Zum anderen ist das Tragen der Schienen wirklich sehr angenehm. Sie stören überhaupt nicht. Anfangs hatte ich etwas Probleme beim Sprechen (leichtes lispeln), das hat sich aber schnell gelegt. Vorallem habe ich auch keine Entzündungen oder Unverträglichkeiten wegen der Schienen. Was vielleicht etwas nervt ist das Herausnehmen, bevor man etwas Essen oder Trinken (ausser Wasser) kann. Und das anschliessende Zähneputzen. Aber auch daran gewöhnt man sich. Der Vorteil ist, dass die Zähne sehr gut gepflegt werden. Die klappbare Zahnbürste ist mein ständiger Begleiter. ;-)

Schlussendlich ausschlaggebend für die Entscheidung Invisalign war die Optik. Da ich bis vor ein paar Monaten in der Kundenberatung tätig war, wollte ich nicht immer wegen sichtbarer Brackets angesprochen oder angestarrt werden. Habe die Entscheidung bis jetzt noch nie bereut.

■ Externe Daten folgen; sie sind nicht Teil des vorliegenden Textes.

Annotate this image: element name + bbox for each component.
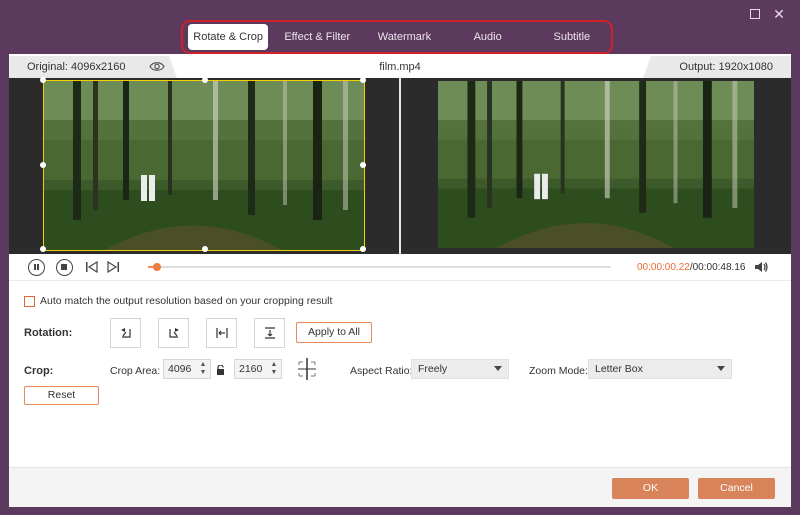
crop-width-value: 4096 bbox=[168, 363, 192, 375]
ok-button[interactable]: OK bbox=[612, 478, 689, 499]
auto-match-row: Auto match the output resolution based o… bbox=[24, 294, 332, 308]
zoom-mode-select[interactable]: Letter Box bbox=[588, 359, 732, 379]
rotate-left-button[interactable] bbox=[110, 318, 141, 348]
flip-vertical-button[interactable] bbox=[254, 318, 285, 348]
forest-image bbox=[438, 81, 754, 248]
tab-bar: Rotate & Crop Effect & Filter Watermark … bbox=[181, 20, 613, 54]
crop-width-field[interactable]: 4096 ▲ ▼ bbox=[163, 359, 211, 379]
preview-divider bbox=[399, 78, 401, 254]
tab-audio[interactable]: Audio bbox=[443, 24, 533, 50]
skip-next-icon[interactable] bbox=[107, 261, 120, 273]
crop-handle[interactable] bbox=[202, 77, 208, 83]
crop-handle[interactable] bbox=[40, 246, 46, 252]
tab-subtitle[interactable]: Subtitle bbox=[533, 24, 611, 50]
pause-icon[interactable] bbox=[28, 259, 45, 276]
crop-label: Crop: bbox=[24, 365, 54, 377]
aspect-ratio-select[interactable]: Freely bbox=[411, 359, 509, 379]
increment-icon[interactable]: ▲ bbox=[270, 361, 278, 368]
crop-height-field[interactable]: 2160 ▲ ▼ bbox=[234, 359, 282, 379]
crop-height-value: 2160 bbox=[239, 363, 263, 375]
video-preview bbox=[9, 77, 791, 254]
volume-icon[interactable] bbox=[754, 260, 768, 274]
maximize-icon[interactable] bbox=[747, 6, 763, 22]
crop-area-label: Crop Area: bbox=[110, 365, 161, 377]
crop-handle[interactable] bbox=[360, 162, 366, 168]
progress-thumb[interactable] bbox=[153, 263, 162, 271]
crop-handle[interactable] bbox=[360, 77, 366, 83]
crop-handle[interactable] bbox=[202, 246, 208, 252]
playback-controls: 00:00:00.22/00:00:48.16 bbox=[9, 254, 791, 280]
total-time: 00:00:48.16 bbox=[692, 262, 746, 273]
close-icon[interactable]: ✕ bbox=[771, 6, 787, 22]
dialog-footer: OK Cancel bbox=[9, 467, 791, 507]
flip-horizontal-button[interactable] bbox=[206, 318, 237, 348]
apply-to-all-button[interactable]: Apply to All bbox=[296, 322, 372, 343]
editor-panel: Original: 4096x2160 film.mp4 Output: 192… bbox=[9, 54, 791, 507]
tab-effect-filter[interactable]: Effect & Filter bbox=[268, 24, 366, 50]
info-bar: Original: 4096x2160 film.mp4 Output: 192… bbox=[9, 56, 791, 78]
rotate-left-icon bbox=[120, 328, 131, 338]
time-display: 00:00:00.22/00:00:48.16 bbox=[637, 262, 745, 273]
flip-horizontal-icon bbox=[215, 328, 228, 338]
decrement-icon[interactable]: ▼ bbox=[199, 369, 207, 376]
reset-button[interactable]: Reset bbox=[24, 386, 99, 405]
cancel-button[interactable]: Cancel bbox=[698, 478, 775, 499]
output-resolution: Output: 1920x1080 bbox=[679, 61, 773, 73]
separator bbox=[9, 280, 791, 281]
output-video-frame bbox=[438, 81, 754, 248]
rotation-label: Rotation: bbox=[24, 327, 73, 339]
skip-previous-icon[interactable] bbox=[85, 261, 98, 273]
decrement-icon[interactable]: ▼ bbox=[270, 369, 278, 376]
center-crop-icon[interactable] bbox=[294, 357, 320, 381]
progress-slider[interactable] bbox=[148, 263, 611, 271]
aspect-ratio-value: Freely bbox=[418, 363, 448, 375]
increment-icon[interactable]: ▲ bbox=[199, 361, 207, 368]
flip-vertical-icon bbox=[264, 327, 275, 339]
zoom-mode-value: Letter Box bbox=[595, 363, 643, 375]
lock-icon[interactable] bbox=[216, 365, 225, 375]
zoom-mode-label: Zoom Mode: bbox=[529, 365, 588, 377]
tab-watermark[interactable]: Watermark bbox=[366, 24, 442, 50]
current-time: 00:00:00.22 bbox=[637, 262, 690, 273]
auto-match-label: Auto match the output resolution based o… bbox=[40, 295, 333, 307]
auto-match-checkbox[interactable] bbox=[24, 295, 35, 307]
crop-handle[interactable] bbox=[40, 77, 46, 83]
aspect-ratio-label: Aspect Ratio: bbox=[350, 365, 413, 377]
tab-rotate-crop[interactable]: Rotate & Crop bbox=[188, 24, 269, 50]
rotate-right-button[interactable] bbox=[158, 318, 189, 348]
crop-handle[interactable] bbox=[40, 162, 46, 168]
rotate-right-icon bbox=[168, 328, 179, 338]
crop-handle[interactable] bbox=[360, 246, 366, 252]
crop-selection[interactable] bbox=[40, 77, 366, 252]
stop-icon[interactable] bbox=[56, 259, 73, 276]
file-name: film.mp4 bbox=[379, 61, 421, 73]
chevron-down-icon bbox=[494, 366, 502, 371]
chevron-down-icon bbox=[717, 366, 725, 371]
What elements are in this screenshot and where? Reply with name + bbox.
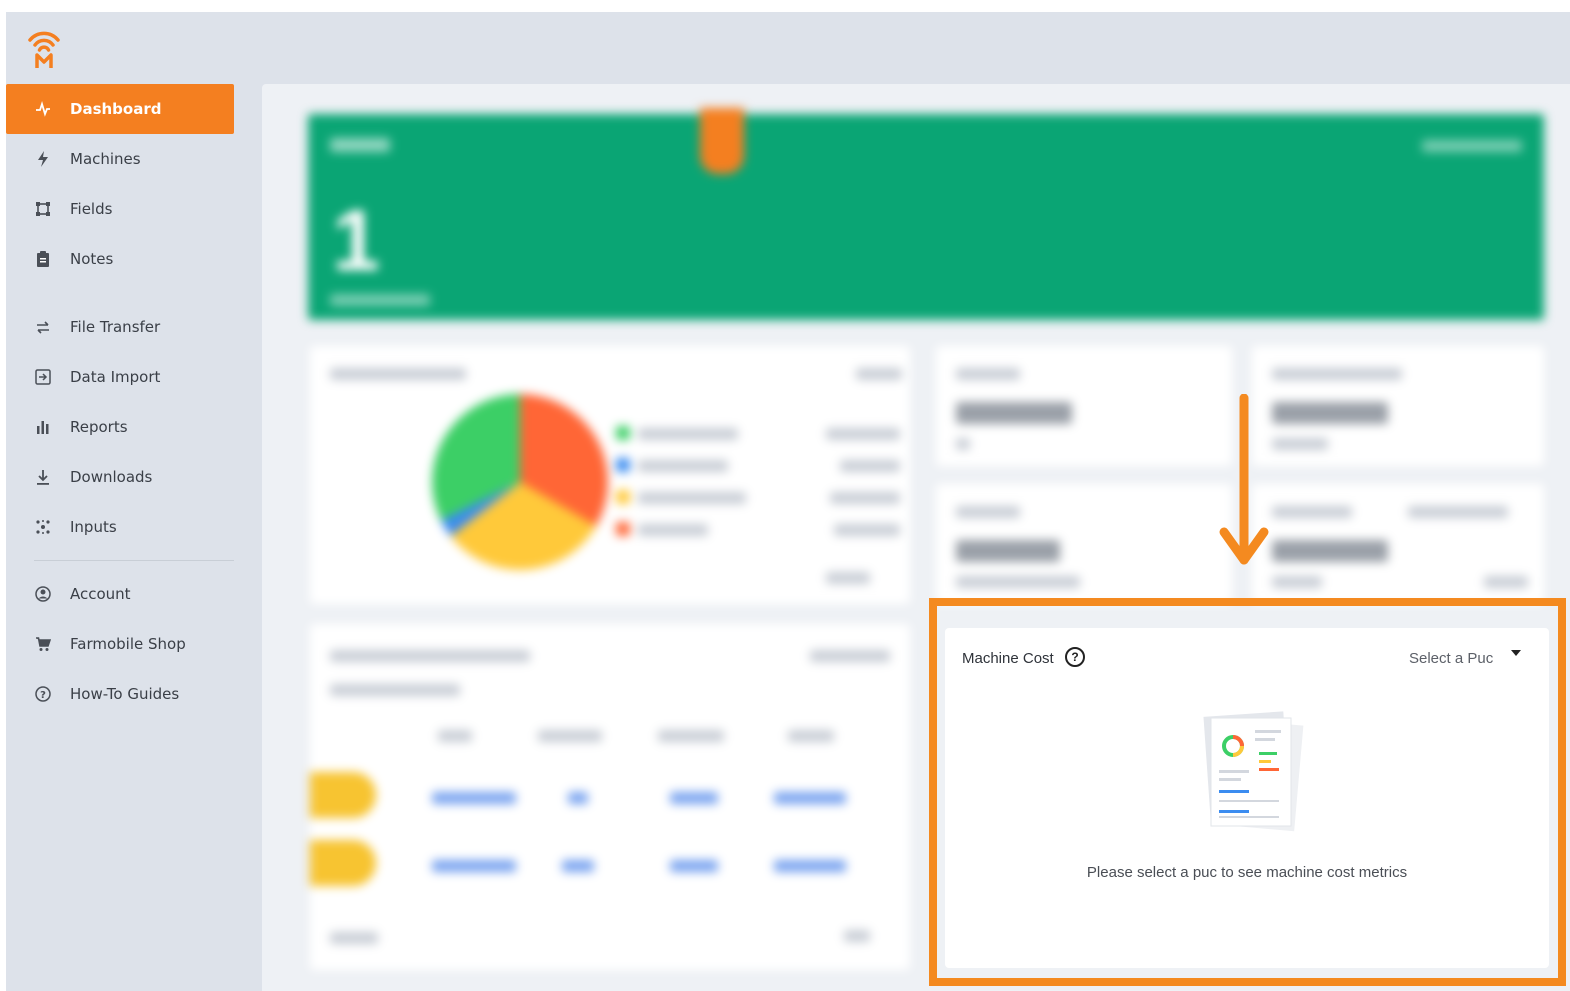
sidebar-divider <box>34 560 234 561</box>
sidebar-item-label: File Transfer <box>70 318 161 336</box>
sidebar-item-label: How-To Guides <box>70 685 180 703</box>
sidebar-item-data-import[interactable]: Data Import <box>6 352 234 402</box>
sidebar-item-file-transfer[interactable]: File Transfer <box>6 302 234 352</box>
sidebar-item-label: Fields <box>70 200 113 218</box>
sidebar-item-dashboard[interactable]: Dashboard <box>6 84 234 134</box>
report-illustration-icon <box>1203 711 1304 832</box>
completed-acres-card <box>1252 346 1544 466</box>
sidebar-item-farmobile-shop[interactable]: Farmobile Shop <box>6 619 234 669</box>
machine-cost-card: Machine Cost ? Select a Puc Please selec… <box>945 628 1549 968</box>
activity-icon <box>34 100 52 118</box>
bolt-icon <box>34 150 52 168</box>
online-count: 1 <box>332 193 380 289</box>
import-icon <box>34 368 52 386</box>
fuel-usage-card <box>1252 484 1544 604</box>
idle-time-card <box>936 484 1232 604</box>
utilization-pie <box>432 394 608 570</box>
help-icon[interactable]: ? <box>1065 647 1085 667</box>
sidebar-item-label: Reports <box>70 418 128 436</box>
sidebar-item-machines[interactable]: Machines <box>6 134 234 184</box>
bar-chart-icon <box>34 418 52 436</box>
download-icon <box>34 468 52 486</box>
sidebar-item-label: Inputs <box>70 518 117 536</box>
inputs-icon <box>34 518 52 536</box>
sidebar-item-label: Account <box>70 585 131 603</box>
sidebar-item-notes[interactable]: Notes <box>6 234 234 284</box>
completion-progress-card <box>310 624 910 970</box>
banner-tab[interactable] <box>700 108 744 174</box>
sidebar-item-fields[interactable]: Fields <box>6 184 234 234</box>
account-icon <box>34 585 52 603</box>
sidebar-item-label: Data Import <box>70 368 161 386</box>
sidebar-item-label: Dashboard <box>70 100 162 118</box>
sidebar-item-label: Machines <box>70 150 141 168</box>
sidebar-item-how-to-guides[interactable]: ? How-To Guides <box>6 669 234 719</box>
arrow-down-icon <box>1219 394 1269 565</box>
machine-cost-highlight: Machine Cost ? Select a Puc Please selec… <box>929 598 1566 986</box>
sidebar-item-label: Downloads <box>70 468 153 486</box>
cart-icon <box>34 635 52 653</box>
puc-select[interactable]: Select a Puc <box>1409 650 1493 667</box>
help-icon: ? <box>34 685 52 703</box>
sidebar-item-label: Farmobile Shop <box>70 635 186 653</box>
field-icon <box>34 200 52 218</box>
transfer-icon <box>34 318 52 336</box>
sidebar-item-label: Notes <box>70 250 114 268</box>
sidebar-item-inputs[interactable]: Inputs <box>6 502 234 552</box>
sidebar-nav: Dashboard Machines Fields Notes File Tra… <box>6 84 234 719</box>
sidebar-item-reports[interactable]: Reports <box>6 402 234 452</box>
sidebar-item-account[interactable]: Account <box>6 569 234 619</box>
run-time-card <box>936 346 1232 466</box>
machine-cost-title: Machine Cost <box>962 650 1054 667</box>
sidebar-item-downloads[interactable]: Downloads <box>6 452 234 502</box>
clipboard-icon <box>34 250 52 268</box>
online-banner[interactable]: 1 <box>308 114 1544 320</box>
utilization-card <box>310 346 910 604</box>
svg-text:?: ? <box>40 690 46 701</box>
machine-cost-empty-message: Please select a puc to see machine cost … <box>1086 864 1408 881</box>
chevron-down-icon[interactable] <box>1511 650 1521 656</box>
farmobile-logo[interactable] <box>26 28 62 70</box>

Was man bei den Schienen aber haben muss, ist Durchhaltevermögen und Selbstmotivation. Ich trage die Schienen i.d.R. mindestens 22 Stunden. Und manchmal will man einfach nicht direkt nach dem Essen aufstehen und die Zähne putzen. Bis jetzt war das aber bei mir selten ein Problem. Ich trage die Schienen gerne, vorallem auch weil man die Erfolge auch sehr schnell sieht!